Hope the rest of your week goes gently - I am aware I have another hectic one waiting for me so I am bracing myself - so I better get myself to the launch pad (via the kettle of course!)


24 hours

Snapshots from the weekend - a brief visit to the coast.

Moss, who is back to her normal (almost) bouncy self  'wearing' a mudpack set of black boots... she smelt 'delightful'!

Bluebells nodding in the brisk breeze on Saturday afternoon - their fragrance whipped away before I could smell it, will have to wait for a less windy day...

St Helen's Church, Overton - one of the oldest churches in Lancashire thought to originate around 1050 - 1140, depending on which wall you look at with evidence of both Norman and Saxon architecture.
A heron tentatively dipping a toe into the estuarine waters - it was incredibly choppy with spray breaking off each little wave.
We walked around Bazil Head (a small farmed peninsular) where the coastal defences are huge boulders piled up against the land preventing erosion during stormy weather. Someone with a sense of humour created this ....

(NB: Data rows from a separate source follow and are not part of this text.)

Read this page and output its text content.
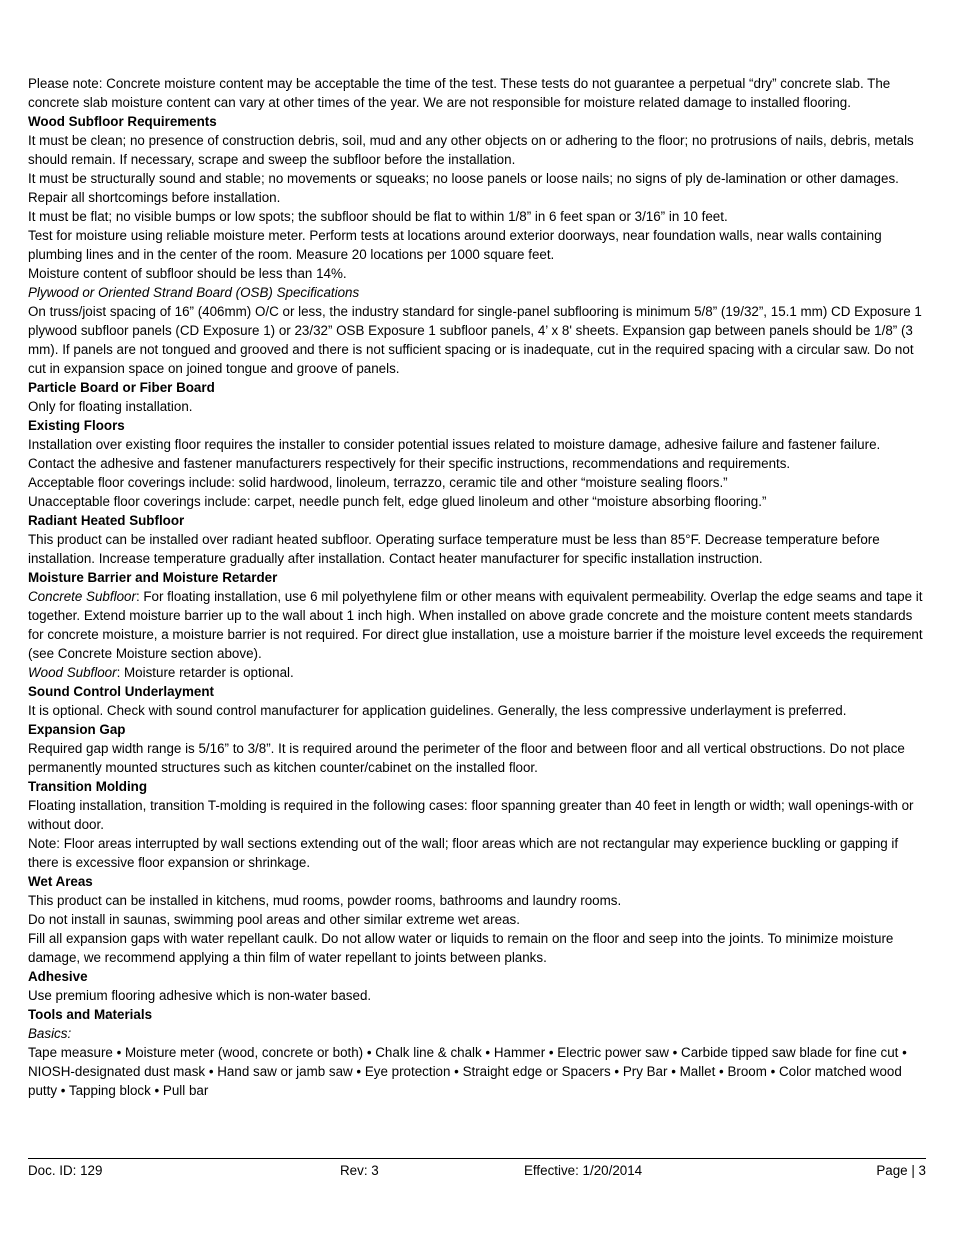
Please note: Concrete moisture content may be acceptable the time of the test. These tests do not guarantee a perpetual “dry” concrete slab. The concrete slab moisture content can vary at other times of the year. We are not responsible for moisture related damage to installed flooring.

Wood Subfloor Requirements

It must be clean; no presence of construction debris, soil, mud and any other objects on or adhering to the floor; no protrusions of nails, debris, metals should remain. If necessary, scrape and sweep the subfloor before the installation.

It must be structurally sound and stable; no movements or squeaks; no loose panels or loose nails; no signs of ply de-lamination or other damages. Repair all shortcomings before installation.

It must be flat; no visible bumps or low spots; the subfloor should be flat to within 1/8” in 6 feet span or 3/16” in 10 feet.

Test for moisture using reliable moisture meter. Perform tests at locations around exterior doorways, near foundation walls, near walls containing plumbing lines and in the center of the room. Measure 20 locations per 1000 square feet.

Moisture content of subfloor should be less than 14%.

Plywood or Oriented Strand Board (OSB) Specifications

On truss/joist spacing of 16” (406mm) O/C or less, the industry standard for single-panel subflooring is minimum 5/8” (19/32”, 15.1 mm) CD Exposure 1 plywood subfloor panels (CD Exposure 1) or 23/32” OSB Exposure 1 subfloor panels, 4’ x 8' sheets. Expansion gap between panels should be 1/8” (3 mm). If panels are not tongued and grooved and there is not sufficient spacing or is inadequate, cut in the required spacing with a circular saw. Do not cut in expansion space on joined tongue and groove of panels.

Particle Board or Fiber Board

Only for floating installation.

Existing Floors

Installation over existing floor requires the installer to consider potential issues related to moisture damage, adhesive failure and fastener failure. Contact the adhesive and fastener manufacturers respectively for their specific instructions, recommendations and requirements.

Acceptable floor coverings include: solid hardwood, linoleum, terrazzo, ceramic tile and other “moisture sealing floors.”

Unacceptable floor coverings include: carpet, needle punch felt, edge glued linoleum and other “moisture absorbing flooring.”

Radiant Heated Subfloor

This product can be installed over radiant heated subfloor. Operating surface temperature must be less than 85°F. Decrease temperature before installation. Increase temperature gradually after installation. Contact heater manufacturer for specific installation instruction.

Moisture Barrier and Moisture Retarder

Concrete Subfloor: For floating installation, use 6 mil polyethylene film or other means with equivalent permeability. Overlap the edge seams and tape it together. Extend moisture barrier up to the wall about 1 inch high. When installed on above grade concrete and the moisture content meets standards for concrete moisture, a moisture barrier is not required. For direct glue installation, use a moisture barrier if the moisture level exceeds the requirement (see Concrete Moisture section above).

Wood Subfloor: Moisture retarder is optional.

Sound Control Underlayment

It is optional. Check with sound control manufacturer for application guidelines. Generally, the less compressive underlayment is preferred.

Expansion Gap

Required gap width range is 5/16” to 3/8”. It is required around the perimeter of the floor and between floor and all vertical obstructions. Do not place permanently mounted structures such as kitchen counter/cabinet on the installed floor.

Transition Molding

Floating installation, transition T-molding is required in the following cases: floor spanning greater than 40 feet in length or width; wall openings-with or without door.

Note: Floor areas interrupted by wall sections extending out of the wall; floor areas which are not rectangular may experience buckling or gapping if there is excessive floor expansion or shrinkage.

Wet Areas

This product can be installed in kitchens, mud rooms, powder rooms, bathrooms and laundry rooms.

Do not install in saunas, swimming pool areas and other similar extreme wet areas.

Fill all expansion gaps with water repellant caulk. Do not allow water or liquids to remain on the floor and seep into the joints. To minimize moisture damage, we recommend applying a thin film of water repellant to joints between planks.

Adhesive

Use premium flooring adhesive which is non-water based.

Tools and Materials

Basics:

Tape measure • Moisture meter (wood, concrete or both) • Chalk line & chalk • Hammer • Electric power saw • Carbide tipped saw blade for fine cut • NIOSH-designated dust mask • Hand saw or jamb saw • Eye protection • Straight edge or Spacers • Pry Bar • Mallet • Broom • Color matched wood putty • Tapping block • Pull bar

Doc. ID: 129	Rev: 3	Effective: 1/20/2014	Page | 3
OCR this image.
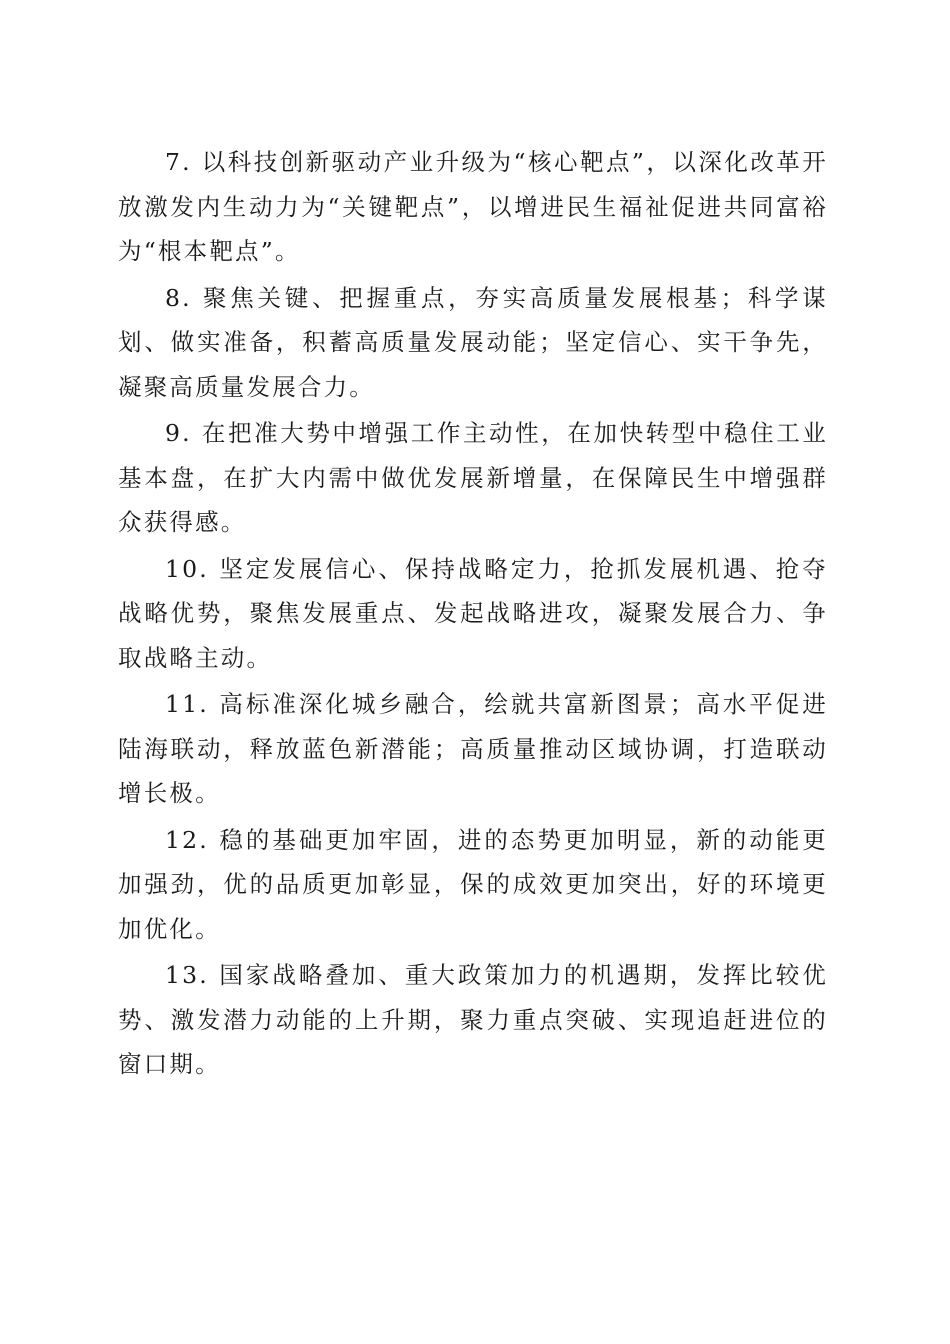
7. 以科技创新驱动产业升级为“核心靶点”，以深化改革开放激发内生动力为“关键靶点”，以增进民生福祉促进共同富裕为“根本靶点”。

8. 聚焦关键、把握重点，夯实高质量发展根基；科学谋划、做实准备，积蓄高质量发展动能；坚定信心、实干争先，凝聚高质量发展合力。

9. 在把准大势中增强工作主动性，在加快转型中稳住工业基本盘，在扩大内需中做优发展新增量，在保障民生中增强群众获得感。

10. 坚定发展信心、保持战略定力，抢抓发展机遇、抢夺战略优势，聚焦发展重点、发起战略进攻，凝聚发展合力、争取战略主动。

11. 高标准深化城乡融合，绘就共富新图景；高水平促进陆海联动，释放蓝色新潜能；高质量推动区域协调，打造联动增长极。

12. 稳的基础更加牢固，进的态势更加明显，新的动能更加强劲，优的品质更加彰显，保的成效更加突出，好的环境更加优化。

13. 国家战略叠加、重大政策加力的机遇期，发挥比较优势、激发潜力动能的上升期，聚力重点突破、实现追赶进位的窗口期。
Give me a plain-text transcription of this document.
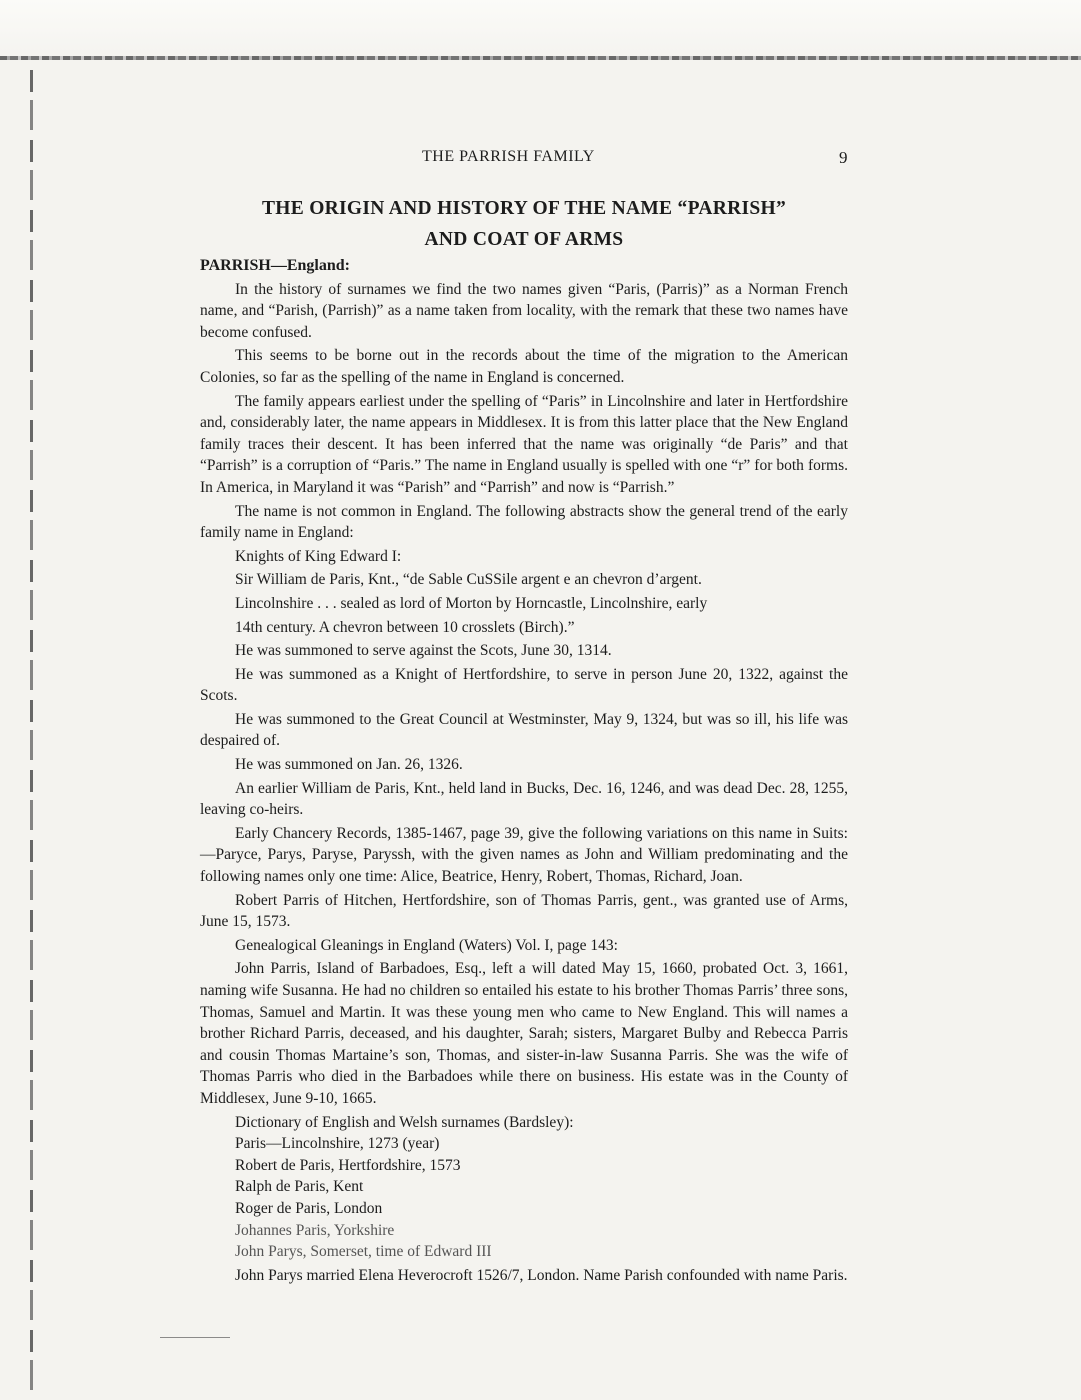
THE PARRISH FAMILY	9
THE ORIGIN AND HISTORY OF THE NAME “PARRISH”
AND COAT OF ARMS

PARRISH—England:

In the history of surnames we find the two names given “Paris, (Parris)” as a Norman French name, and “Parish, (Parrish)” as a name taken from locality, with the remark that these two names have become confused.

This seems to be borne out in the records about the time of the migration to the American Colonies, so far as the spelling of the name in England is concerned.

The family appears earliest under the spelling of “Paris” in Lincolnshire and later in Hertfordshire and, considerably later, the name appears in Middlesex. It is from this latter place that the New England family traces their descent. It has been inferred that the name was originally “de Paris” and that “Parrish” is a corruption of “Paris.” The name in England usually is spelled with one “r” for both forms. In America, in Maryland it was “Parish” and “Parrish” and now is “Parrish.”

The name is not common in England. The following abstracts show the general trend of the early family name in England:

Knights of King Edward I:

Sir William de Paris, Knt., “de Sable CuSSile argent e an chevron d’argent.

Lincolnshire . . . sealed as lord of Morton by Horncastle, Lincolnshire, early

14th century. A chevron between 10 crosslets (Birch).”

He was summoned to serve against the Scots, June 30, 1314.

He was summoned as a Knight of Hertfordshire, to serve in person June 20, 1322, against the Scots.

He was summoned to the Great Council at Westminster, May 9, 1324, but was so ill, his life was despaired of.

He was summoned on Jan. 26, 1326.

An earlier William de Paris, Knt., held land in Bucks, Dec. 16, 1246, and was dead Dec. 28, 1255, leaving co-heirs.

Early Chancery Records, 1385-1467, page 39, give the following variations on this name in Suits:—Paryce, Parys, Paryse, Paryssh, with the given names as John and William predominating and the following names only one time: Alice, Beatrice, Henry, Robert, Thomas, Richard, Joan.

Robert Parris of Hitchen, Hertfordshire, son of Thomas Parris, gent., was granted use of Arms, June 15, 1573.

Genealogical Gleanings in England (Waters) Vol. I, page 143:

John Parris, Island of Barbadoes, Esq., left a will dated May 15, 1660, probated Oct. 3, 1661, naming wife Susanna. He had no children so entailed his estate to his brother Thomas Parris’ three sons, Thomas, Samuel and Martin. It was these young men who came to New England. This will names a brother Richard Parris, deceased, and his daughter, Sarah; sisters, Margaret Bulby and Rebecca Parris and cousin Thomas Martaine’s son, Thomas, and sister-in-law Susanna Parris. She was the wife of Thomas Parris who died in the Barbadoes while there on business. His estate was in the County of Middlesex, June 9-10, 1665.

Dictionary of English and Welsh surnames (Bardsley):

Paris—Lincolnshire, 1273 (year)

Robert de Paris, Hertfordshire, 1573

Ralph de Paris, Kent

Roger de Paris, London

Johannes Paris, Yorkshire

John Parys, Somerset, time of Edward III

John Parys married Elena Heverocroft 1526/7, London. Name Parish confounded with name Paris.
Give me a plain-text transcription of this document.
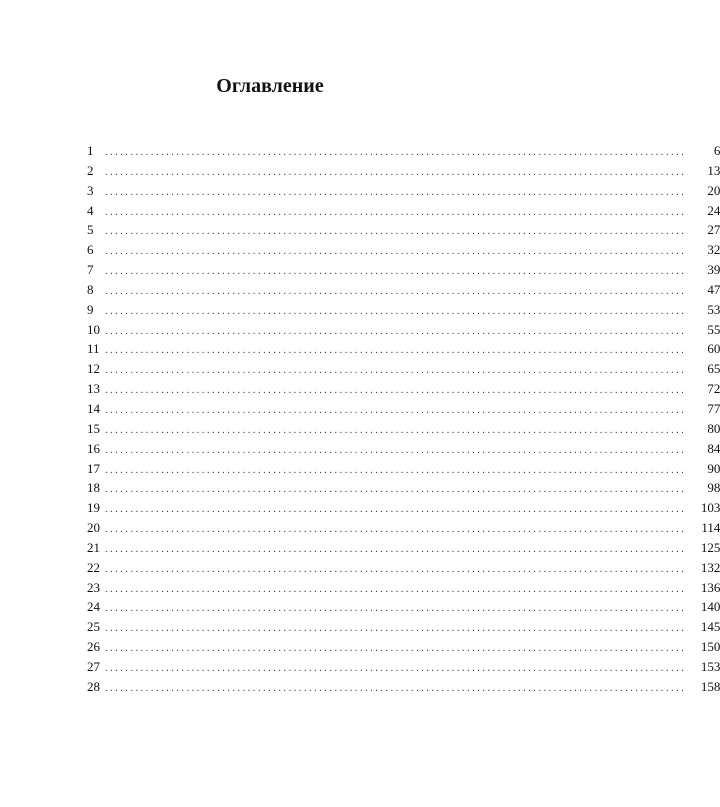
Оглавление
1	..................................................................................................................	6
2	..................................................................................................................	13
3	..................................................................................................................	20
4	..................................................................................................................	24
5	..................................................................................................................	27
6	..................................................................................................................	32
7	..................................................................................................................	39
8	..................................................................................................................	47
9	..................................................................................................................	53
10 ..................................................................................................................	55
11 ..................................................................................................................	60
12 ..................................................................................................................	65
13 ..................................................................................................................	72
14 ..................................................................................................................	77
15 ..................................................................................................................	80
16 ..................................................................................................................	84
17 ..................................................................................................................	90
18 ..................................................................................................................	98
19 ..................................................................................................................	103
20 ..................................................................................................................	114
21 ..................................................................................................................	125
22 ..................................................................................................................	132
23 ..................................................................................................................	136
24 ..................................................................................................................	140
25 ..................................................................................................................	145
26 ..................................................................................................................	150
27 ..................................................................................................................	153
28 ..................................................................................................................	158
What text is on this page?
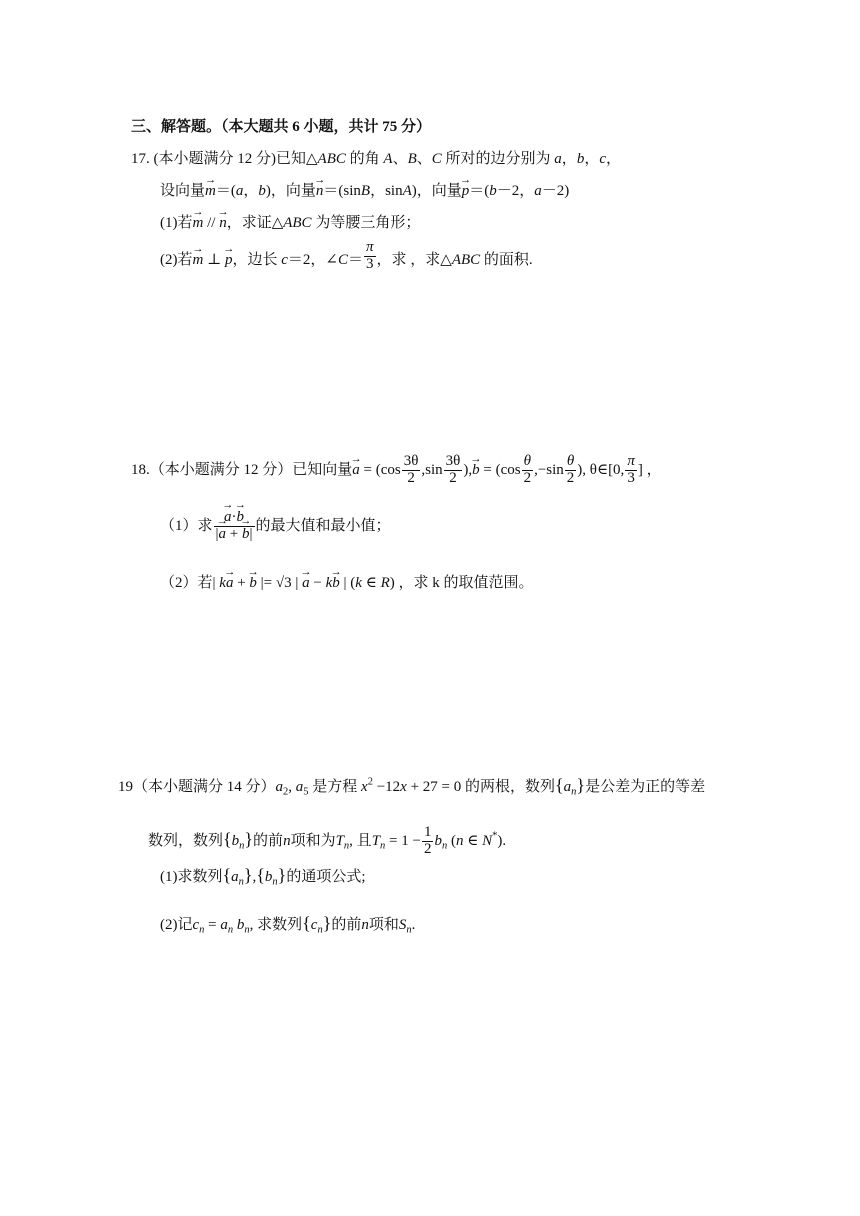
三、解答题。（本大题共 6 小题，共计 75 分）
17. (本小题满分 12 分)已知△ABC 的角 A、B、C 所对的边分别为 a，b，c，
设向量→ m＝(a，b)，向量→ n＝(sinB，sinA)，向量→ p＝(b－2，a－2)
(1)若→ m // → n，求证△ABC 为等腰三角形；
(2)若→ m ⊥ → p，边长 c＝2，∠C＝ $\frac{\pi}{3}$ ，求 ，求△ABC 的面积.
18.（本小题满分 12 分）已知向量→ $a = (\cos \frac{3\theta}{2} ,\sin \frac{3\theta}{2}$ ),→ $b = (\cos \frac{\theta}{2} ,-\sin \frac{\theta}{2}$ ), θ∈[0, $\frac{\pi}{3}$ ] ，
（1）求
→ $\frac{a\cdot\to b}{|\to a + \to b|}$ 的最大值和最小值；
（2）若| k→ a + → b |= √3 | → a − k→ b | (k ∈ R) ，求 k 的取值范围。
19（本小题满分 14 分）$a_2$, $a_5$ 是方程 $x^2 -12x + 27 = 0$ 的两根，数列$\{a_n\}$是公差为正的等差
数列，数列$\{b_n\}$的前n项和为$T_n$, 且$T_n = 1 - \frac{1}{2} b_n$ (n ∈ N*).
(1)求数列$\{a_n\},\{b_n\}$的通项公式;
(2)记$c_n = a_n$ $b_n$, 求数列$\{c_n\}$的前n项和$S_n$.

With my back to 'Stone Face' I photo-ed the view - Himself and Moss ahead of me of course.
Further round, in a marshy inlet there is a fine line where the land starts and the sea ends with the fence as the marker, although it does appear as if the sea breaches that manmade barrier on a regular basis.
All around the headland were small red place names - obviously a community who love and care for their little headland on the edge.
Then as the sun began to set, we watched four hares loping around the fields below us. We could make out two male and two female and although there was no boxing or chasing, there was definitely a platonic group happening as they grazed in the lengthening shadows.

In the morning after breakfast and a dog walk  (wallowing, stick hunting, mud puddling, sniffing and running. Insert any or all listed ...) we packed the van - with a list of chores to be done we returned home to make the most of Sunday afternoon.